I want to take a moment to be raw and vulnerable...
As a fitness professional and especially as a Pilates instructor I thought I had my life together. I was living on my own, driving my "adult" car, in a loving relationship and even had a job with insurance/benefits. I physically had run two full marathons without injury. I felt I had a solid mind/body connection. Well, life has a way of humbling you and throwing you the unexpected to see just how resilient you may or may not be.
It feels like a nightmare to one day wake up in a mental ward and have no idea what day it is or why you are there. Your clothes are gone and you are in a white gown. You are required to stay there a week minimum till they straighten out your medications and feel you are normal enough to have your family take over.
I was diagnosed with the mental health disease of bipolar.
Suddenly I was going to therapy weekly and getting my blood drawn monthly and tossed into a world few can understand; the medical world included.
I have never felt more alone.
There were days the medications made me feel like hell. I had trouble sleeping having to pee several times at night. I felt stiff, sore and tired. I was overly emotional out of nowhere. There was a point where I felt like an old lady instead of a 20 something year old. I wanted to quit. Quit the medication, the therapy, my job, and life.
Why me? I asked myself this more times a day than I can count. There was never a good explanation. This disease was not going to go away. No hypnotherapy, Bach flower remedy, art therapy class or reflexology was going to get this out of me. I had to accept it. I had to move through it. I had to allow this disease to become a part of me.
I became proactive. After a month without working out I decided to take baby steps back to where my fitness level used to be. Pilates allowed me to regain flexibility and build back up strength. Running allowed my brain to function normal again (endorphin high anyone?). And blind faith told me I was going to get back to me. I was going to find the path out of the dense woods.
I am not perfect. Every morning I make a choice to show up to my workouts, my students, and to have an open mind. I strive to be authentically me. I always take a moment each day to remind myself that my true identity is more than my occupation, title, or my disease.
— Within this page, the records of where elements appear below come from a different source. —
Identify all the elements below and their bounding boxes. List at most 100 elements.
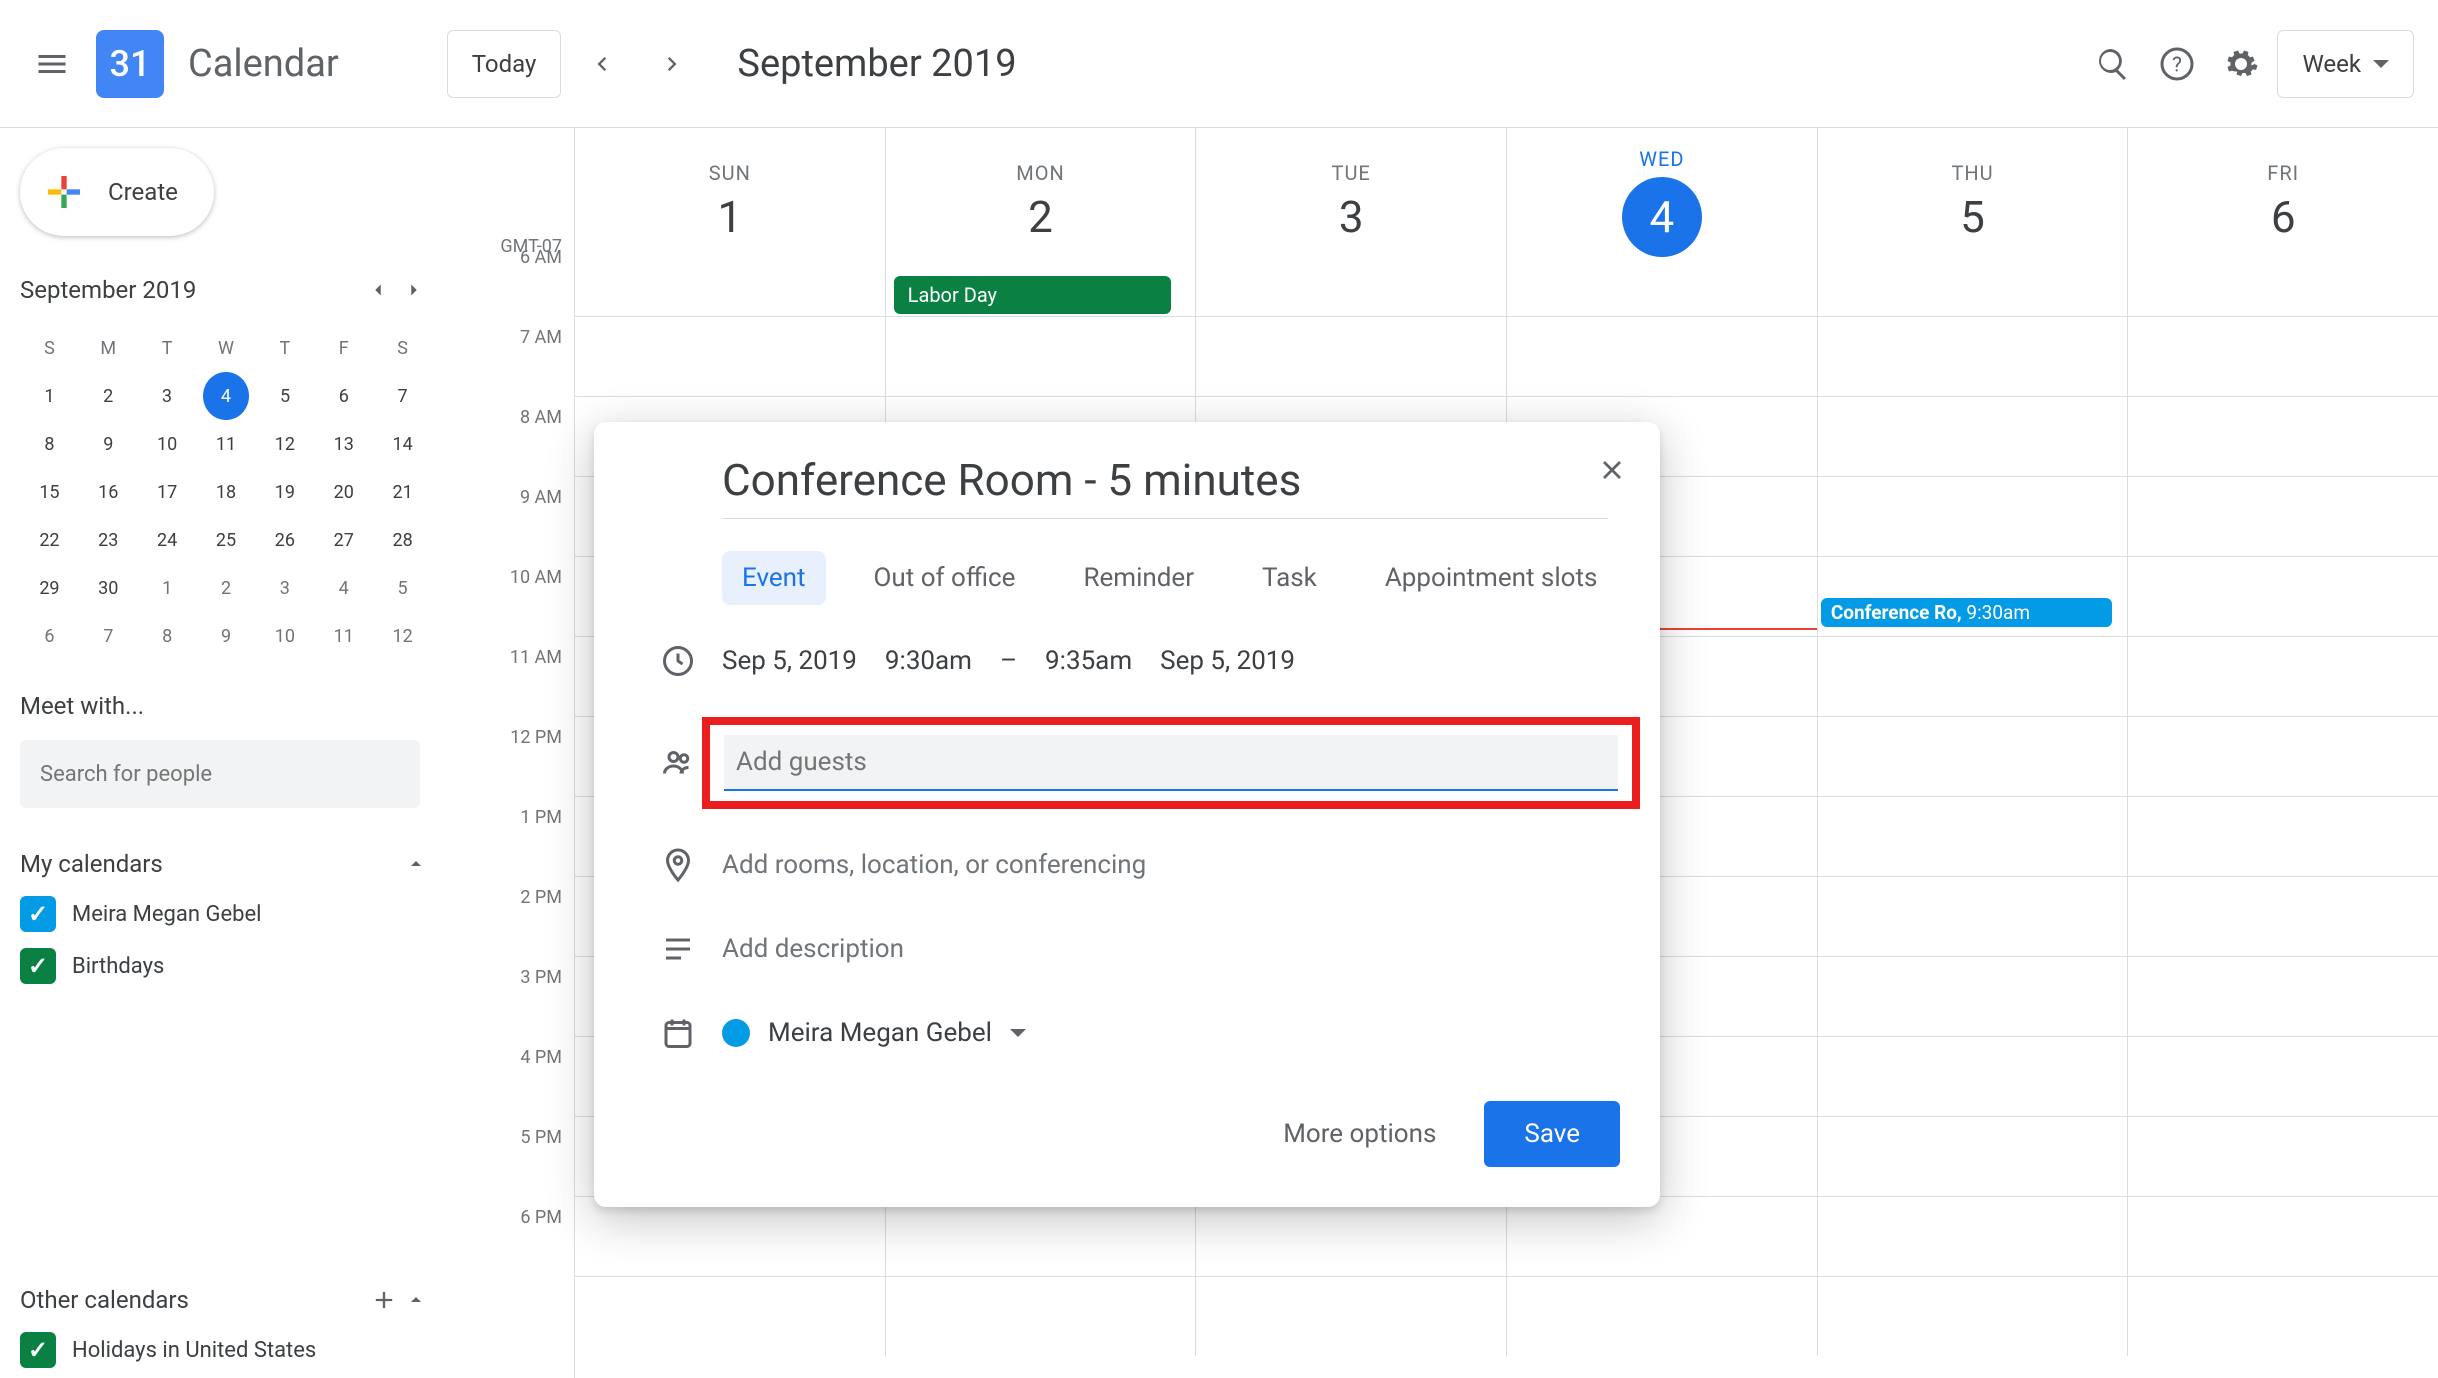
mini-day[interactable]: 9 [197,612,256,660]
day-header[interactable]: FRI6 [2128,128,2438,276]
mini-day[interactable]: 3 [255,564,314,612]
add-guests-input[interactable] [724,735,1618,791]
mini-day[interactable]: 29 [20,564,79,612]
mini-day[interactable]: 5 [373,564,432,612]
close-modal-button[interactable] [1588,446,1636,494]
event-type-tab[interactable]: Task [1242,551,1337,605]
mini-day[interactable]: 8 [20,420,79,468]
mini-next-month[interactable] [396,272,432,308]
allday-cell[interactable]: Labor Day [886,276,1197,316]
event-chip[interactable]: Conference Ro, 9:30am [1821,598,2112,627]
mini-day[interactable]: 22 [20,516,79,564]
grid-cell[interactable] [1818,477,2129,556]
start-date[interactable]: Sep 5, 2019 [722,646,857,676]
grid-cell[interactable] [1818,877,2129,956]
calendar-item[interactable]: ✓Birthdays [20,948,432,984]
grid-cell[interactable] [1818,1197,2129,1276]
grid-cell[interactable] [575,317,886,396]
help-button[interactable]: ? [2149,36,2205,92]
grid-cell[interactable] [886,1197,1197,1276]
save-button[interactable]: Save [1484,1101,1620,1167]
mini-day[interactable]: 14 [373,420,432,468]
grid-cell[interactable] [1196,1277,1507,1356]
mini-day[interactable]: 10 [255,612,314,660]
start-time[interactable]: 9:30am [885,646,972,676]
mini-prev-month[interactable] [360,272,396,308]
main-menu-button[interactable] [24,36,80,92]
day-header[interactable]: SUN1 [575,128,886,276]
mini-day[interactable]: 5 [256,372,315,420]
grid-cell[interactable] [2128,1037,2438,1116]
mini-day[interactable]: 9 [79,420,138,468]
mini-day[interactable]: 19 [255,468,314,516]
calendar-item[interactable]: ✓Meira Megan Gebel [20,896,432,932]
allday-cell[interactable] [1196,276,1507,316]
grid-cell[interactable] [1818,797,2129,876]
grid-cell[interactable] [2128,637,2438,716]
mini-day[interactable]: 1 [20,372,79,420]
mini-day[interactable]: 10 [138,420,197,468]
mini-day[interactable]: 18 [197,468,256,516]
settings-button[interactable] [2213,36,2269,92]
allday-cell[interactable] [2128,276,2438,316]
mini-day[interactable]: 15 [20,468,79,516]
mini-day[interactable]: 2 [79,372,138,420]
my-calendars-toggle[interactable] [400,848,432,880]
grid-cell[interactable] [2128,1197,2438,1276]
mini-day[interactable]: 28 [373,516,432,564]
grid-cell[interactable] [2128,957,2438,1036]
grid-cell[interactable] [575,1197,886,1276]
grid-cell[interactable] [2128,1277,2438,1356]
today-button[interactable]: Today [447,30,562,98]
add-description-button[interactable]: Add description [722,934,904,964]
mini-day[interactable]: 3 [138,372,197,420]
mini-day[interactable]: 24 [138,516,197,564]
grid-cell[interactable] [2128,477,2438,556]
event-type-tab[interactable]: Reminder [1063,551,1214,605]
mini-day[interactable]: 1 [138,564,197,612]
grid-cell[interactable] [886,317,1197,396]
grid-cell[interactable] [2128,397,2438,476]
mini-day[interactable]: 27 [314,516,373,564]
prev-week-button[interactable] [573,36,629,92]
mini-day[interactable]: 11 [197,420,256,468]
grid-cell[interactable] [2128,877,2438,956]
grid-cell[interactable] [1818,717,2129,796]
mini-day[interactable]: 8 [138,612,197,660]
allday-cell[interactable] [575,276,886,316]
grid-cell[interactable] [1818,397,2129,476]
search-people-input[interactable] [20,740,420,808]
day-header[interactable]: THU5 [1818,128,2129,276]
event-title-input[interactable] [722,442,1608,519]
view-switcher[interactable]: Week [2277,30,2414,98]
grid-cell[interactable] [2128,317,2438,396]
grid-cell[interactable] [1818,1037,2129,1116]
mini-day[interactable]: 6 [314,372,373,420]
mini-day[interactable]: 23 [79,516,138,564]
day-header[interactable]: MON2 [886,128,1197,276]
mini-day[interactable]: 12 [255,420,314,468]
allday-event[interactable]: Labor Day [894,276,1172,314]
mini-day[interactable]: 30 [79,564,138,612]
day-header[interactable]: TUE3 [1196,128,1507,276]
mini-day[interactable]: 6 [20,612,79,660]
mini-day[interactable]: 16 [79,468,138,516]
mini-day[interactable]: 4 [203,372,248,420]
search-button[interactable] [2085,36,2141,92]
grid-cell[interactable] [575,1277,886,1356]
end-date[interactable]: Sep 5, 2019 [1160,646,1295,676]
other-calendars-toggle[interactable] [400,1284,432,1316]
grid-cell[interactable] [2128,1117,2438,1196]
mini-day[interactable]: 2 [197,564,256,612]
grid-cell[interactable] [1818,1117,2129,1196]
mini-day[interactable]: 17 [138,468,197,516]
grid-cell[interactable] [2128,557,2438,636]
grid-cell[interactable] [1507,1197,1818,1276]
grid-cell[interactable] [1818,637,2129,716]
grid-cell[interactable] [1818,317,2129,396]
end-time[interactable]: 9:35am [1045,646,1132,676]
grid-cell[interactable] [2128,797,2438,876]
mini-day[interactable]: 21 [373,468,432,516]
create-event-button[interactable]: Create [20,148,214,236]
mini-day[interactable]: 20 [314,468,373,516]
What has this part of my journey taught me? We as teachers need to be reminded to be more accepting and less judging when we interact with our clients and fellow instructors. Sure we look to the body to inform us of weakness or our clients to fill out a sheet noting past injuries/aliments. Yet we are more than just the body. The mind is a powerful part of the self and Joseph Pilates would agree with his quote: “It’s the mind itself which shapes the body.”
Notice how you communicate with others. If you have patience when teaching the Roll Up to someone whom has only practiced it for a month. Take time to relate to your peers whom may be on medications that hinder their physical flexibility or mental focus. Know that the Method is especially for them. Yes, it heals the body of injury, provides better posture and promotes graceful movement. But the mind should not be left out. Help your clients feel empowered to change and grow.
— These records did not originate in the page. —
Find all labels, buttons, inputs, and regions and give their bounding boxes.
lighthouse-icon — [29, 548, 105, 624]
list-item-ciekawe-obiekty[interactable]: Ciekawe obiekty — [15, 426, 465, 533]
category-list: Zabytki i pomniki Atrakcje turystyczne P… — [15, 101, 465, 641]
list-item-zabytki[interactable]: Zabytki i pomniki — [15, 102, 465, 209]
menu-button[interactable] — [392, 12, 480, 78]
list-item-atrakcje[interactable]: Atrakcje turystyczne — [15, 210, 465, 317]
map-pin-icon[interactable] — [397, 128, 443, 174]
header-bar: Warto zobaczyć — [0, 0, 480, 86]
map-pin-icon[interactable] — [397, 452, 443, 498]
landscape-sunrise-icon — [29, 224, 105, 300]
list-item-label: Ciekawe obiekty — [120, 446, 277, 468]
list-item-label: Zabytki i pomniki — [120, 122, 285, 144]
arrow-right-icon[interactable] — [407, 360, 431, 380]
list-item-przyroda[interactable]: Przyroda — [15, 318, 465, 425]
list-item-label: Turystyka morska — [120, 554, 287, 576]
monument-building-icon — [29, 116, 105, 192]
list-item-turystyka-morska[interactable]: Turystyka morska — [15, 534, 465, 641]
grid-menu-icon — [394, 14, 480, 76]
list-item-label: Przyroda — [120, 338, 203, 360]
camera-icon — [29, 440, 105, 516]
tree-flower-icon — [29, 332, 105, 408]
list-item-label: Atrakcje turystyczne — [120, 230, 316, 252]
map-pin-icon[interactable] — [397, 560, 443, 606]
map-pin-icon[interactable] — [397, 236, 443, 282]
I personally have been able to teach clients Handstands or Long Stretch whom before had such internal fear and felt inadequate. Others have relearned how to use their breath to combat daily stress or even changed their eating habits to make more healthy choices. We must celebrate each improvement and keep a positive attitude as teachers. The internal dialogue of the student will contribute the most to their success in each session.
May we all in the fitness community be better able to approach each other with compassion and use our workouts as tools to help heal the body, mind and spirit.